Chris Williams writes:
“To the rest of football, it doesn’t look a big game” says Chris Wilder, now used to preparing his teams to face Arsenal, Liverpool, Spurs and Man City rather than Histon, Farsley Celtic and Southport. “It was a game to get out of the Conference, not a European Cup final or anything like that, but it was one of the proudest days of my life and I’m sure all of the lads here will say the same.”
He gestures to the table of players seated at the front of a packed room at the Kassam Stadium. The last time this group was in here, we were preparing to board an open-top bus which ended in front of 10,000 people in Broad Street.
“I remember that day,” says Kevin Sandwith, a Wembley sub. “We’d been celebrating for four or five days and then carried on while we were on the bus. By the time we got to the centre of Oxford, a few of us needed the toilet so me and Alfie hopped off and went into a pub, but by the time we came back out the bus was about half a mile away. I set off running, but Alfie flagged some bloke down and caught up with the bus as a passenger on the handlebars of his bicycle!”
Alfie takes his turn up on stage. “Apart from the birth of the kids, that was the best day of my life,” he says, bringing home that even the Peter-Pan-like Potter has to grow up some time. “I remember running away onto Rhys Day’s header and passing the ball out to Sam Deering but playing it wide so he could take it into the corner. But he squared it and, to be honest, I was dreadful in those situations but got that one right.”
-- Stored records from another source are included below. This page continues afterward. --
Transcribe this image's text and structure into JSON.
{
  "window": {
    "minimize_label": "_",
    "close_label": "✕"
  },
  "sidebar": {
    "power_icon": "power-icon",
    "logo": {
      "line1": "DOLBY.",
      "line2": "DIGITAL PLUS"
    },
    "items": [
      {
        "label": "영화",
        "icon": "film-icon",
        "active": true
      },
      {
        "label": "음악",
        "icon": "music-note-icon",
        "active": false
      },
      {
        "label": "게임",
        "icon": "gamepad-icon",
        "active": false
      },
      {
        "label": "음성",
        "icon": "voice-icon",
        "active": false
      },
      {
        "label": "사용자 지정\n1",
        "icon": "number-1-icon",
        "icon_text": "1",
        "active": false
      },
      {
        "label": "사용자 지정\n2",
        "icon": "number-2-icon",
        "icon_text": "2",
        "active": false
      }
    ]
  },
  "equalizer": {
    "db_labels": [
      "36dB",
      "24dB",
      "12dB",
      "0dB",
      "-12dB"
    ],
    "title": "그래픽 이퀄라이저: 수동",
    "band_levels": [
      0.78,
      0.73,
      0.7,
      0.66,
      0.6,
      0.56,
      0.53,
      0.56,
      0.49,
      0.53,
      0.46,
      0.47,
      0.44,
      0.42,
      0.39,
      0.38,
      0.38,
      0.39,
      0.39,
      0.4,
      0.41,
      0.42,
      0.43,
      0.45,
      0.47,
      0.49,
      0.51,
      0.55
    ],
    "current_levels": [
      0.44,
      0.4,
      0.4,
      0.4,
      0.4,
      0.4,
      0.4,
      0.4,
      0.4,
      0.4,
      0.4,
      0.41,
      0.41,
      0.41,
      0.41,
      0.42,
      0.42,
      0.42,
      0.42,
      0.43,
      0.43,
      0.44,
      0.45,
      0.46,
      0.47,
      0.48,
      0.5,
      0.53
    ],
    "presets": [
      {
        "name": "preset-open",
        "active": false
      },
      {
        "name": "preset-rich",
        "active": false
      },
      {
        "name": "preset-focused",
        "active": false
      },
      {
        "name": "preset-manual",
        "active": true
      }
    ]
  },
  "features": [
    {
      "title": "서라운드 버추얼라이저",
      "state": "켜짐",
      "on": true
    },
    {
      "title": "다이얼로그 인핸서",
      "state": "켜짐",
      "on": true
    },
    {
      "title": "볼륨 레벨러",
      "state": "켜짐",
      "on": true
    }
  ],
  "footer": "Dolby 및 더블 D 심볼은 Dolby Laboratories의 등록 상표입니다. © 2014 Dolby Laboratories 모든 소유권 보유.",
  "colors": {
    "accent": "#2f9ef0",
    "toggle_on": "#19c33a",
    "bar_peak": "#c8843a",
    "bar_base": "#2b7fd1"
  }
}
Dannie Bulman, still playing at Crawley into his 40s, chips in: “I was running just behind them and the relief when it went in was incredible. And we pick ourselves up and look to the side of the pitch where the Manager is sliding on his bum down the touchline!”
Gradually the stars of that side take to the stage through the evening. Jake Wright earns particular praise from his former Manager (“Is it ten contracts I’ve given you now?” he asks. “Central part of everything we achieved”), while Ryan Clarke gets grief from EVERYONE for scoring an OG at Wembley. “I liked to keep it interesting and some people in the room just told me they made money because they had both teams to score,” he laughs.
Stevie Kinniburgh talks about the camaraderie during the course of that season, something which shines through and is picked up on by Assistant Manager Micky Lewis, whose Coronavirus solution is only to hug everyone for half the usual time.
There are a LOT of hugs. My favourite takes place away from the 200 guests. Adam Chapman has been so nervous that he had, shall we say, “over hydrated” and is sitting in the dark in the downstairs bar. “I love everyone in that room,” he tells me as we sit in darkness, “but there are just too many memories and I can’t go in. I’ll come back another time though,” he promises.
There are absences. “The Queen has finally caught up with the King,” says a message from Billy ‘Elvis’ Turley, who is on jury service. Others are on work duty and that’s right because this is not a star set of big-time Charlies. They were in the conference, not on top flight wages.
“We picked up captains and leaders,” Chairman Kelvin Thomas tells us, “but they are all fantastic people and the bond we had was amazing”.
James Constable, currently making the transition from playing to the next phase of his life, sums it up: “Matt Greenpicked up an injury,” he tells me, “and didn’t want to drive three hours here then three hours back tonight. He is gutted and I said I’d drive up, pick him up and drive him back after, but it’s just too far.”
That. I think, speaks volumes about an extraordinary group of people who I am proud to call friends. Ten years down. That friendship will be going for much longer.